INSS retoma revisões dos benefícios de auxílio-doença




Recomeçou nesta segunda-feira, 16, a revisão do benefício de auxílio-doença, concedido pelo Instituto Nacional do Seguro Social o INSS. Nesta fase, serão chamadas para uma nova perícia pessoas que recebem o benefício, mas não passam por uma perícia médica há mais de dois anos.
O auxílio-doença garante uma renda para o trabalhador incapacitado temporariamente de exercer a atividade profissional. O secretário-executivo do Ministério do Desenvolvimento Social e Agrário, Alberto Beltrame, diz que a revisão é para evitar pagamentos indevidos e para que o benefício chegue para quem realmente precisa. A expectativa é economizar cerca de 6 bilhões de reais para o Fundo de Previdência.
“O auxílio-doença é uma importante ferramenta que garante a segurança do trabalhador , que contribui com a previdência e no m omento em que ele fica incapaz para o trabalho, ele tenha a garantia de que a renda dele vai permanecer. No momento em que ele estiver capaz, ele tem que sair do benefício porque a partir do momento em que ele passa a receber indevidamente o beneficio, ele passa a lesar duplamente a Previdência, lesar o conjunto. Ele não está lesando o governo ou algo muito distante, ele está lesando o companheiro de trabalho dele porque ele está sacando de um fundo que é a economia de todos indevidamente e também tá deixando de contribuir, então a revisão dos benefícios tem por objetivo fundamental fazer uma boa governança destes recursos”, disse Alberto Beltrame, secretário-executivo do Ministério do Desenvolvimento Social e Agrário
No ano passado, foram realizadas 21 mil perícias. Em mais de 80 por cento dos casos, as pessoas já estavam aptas para voltar ao trabalho e não deveriam, portanto, receber o auxílio-doença. Aposentados por invalidez com menos de 60 anos e que não passaram por perícia médica nos últimos dois anos também serão convocados para a re visão.

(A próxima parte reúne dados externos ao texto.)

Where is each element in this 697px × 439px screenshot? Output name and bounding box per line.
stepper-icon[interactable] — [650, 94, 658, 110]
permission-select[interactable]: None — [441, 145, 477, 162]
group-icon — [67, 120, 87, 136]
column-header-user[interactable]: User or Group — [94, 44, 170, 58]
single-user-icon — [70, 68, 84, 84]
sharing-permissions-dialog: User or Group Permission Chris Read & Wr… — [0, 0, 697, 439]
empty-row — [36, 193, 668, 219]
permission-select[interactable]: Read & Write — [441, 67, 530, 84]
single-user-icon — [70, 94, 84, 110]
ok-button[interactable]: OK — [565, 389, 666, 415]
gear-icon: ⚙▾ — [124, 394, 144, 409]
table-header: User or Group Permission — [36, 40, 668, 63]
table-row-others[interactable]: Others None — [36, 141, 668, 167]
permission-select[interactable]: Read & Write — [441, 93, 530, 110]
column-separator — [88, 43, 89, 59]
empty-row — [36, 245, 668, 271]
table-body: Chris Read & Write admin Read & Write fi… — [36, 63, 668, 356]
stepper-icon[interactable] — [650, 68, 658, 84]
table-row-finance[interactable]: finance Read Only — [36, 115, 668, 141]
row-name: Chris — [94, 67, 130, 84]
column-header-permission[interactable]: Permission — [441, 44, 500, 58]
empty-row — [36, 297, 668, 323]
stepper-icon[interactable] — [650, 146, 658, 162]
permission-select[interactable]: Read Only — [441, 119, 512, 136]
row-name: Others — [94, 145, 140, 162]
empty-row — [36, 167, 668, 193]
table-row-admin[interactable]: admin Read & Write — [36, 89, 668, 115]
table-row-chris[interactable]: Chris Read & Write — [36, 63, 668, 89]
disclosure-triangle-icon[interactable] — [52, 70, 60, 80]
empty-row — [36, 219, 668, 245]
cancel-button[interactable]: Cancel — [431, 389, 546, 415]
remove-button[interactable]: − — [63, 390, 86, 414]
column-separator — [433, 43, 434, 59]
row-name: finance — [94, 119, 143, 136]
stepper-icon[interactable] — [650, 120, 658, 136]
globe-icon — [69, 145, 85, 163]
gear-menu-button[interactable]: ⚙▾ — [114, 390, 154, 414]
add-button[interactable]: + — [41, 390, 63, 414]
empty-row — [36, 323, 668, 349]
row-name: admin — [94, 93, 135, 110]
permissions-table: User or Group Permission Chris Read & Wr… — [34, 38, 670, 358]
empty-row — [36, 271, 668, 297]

Todos serão comunicados por meio de carta e terão até cinco dias úteis para agendar a perícia através do telefone 135. Caso não compareça na data agendada ou não marque a revisão, o segurado terá o benefício suspenso. De acordo com o secretário-executivo, Alberto Beltrame, 2.500 peritos irão trabalhar em caráter emergencial para suprir a demanda, que deve ser totalmente concluída em, no máximo, 2 anos.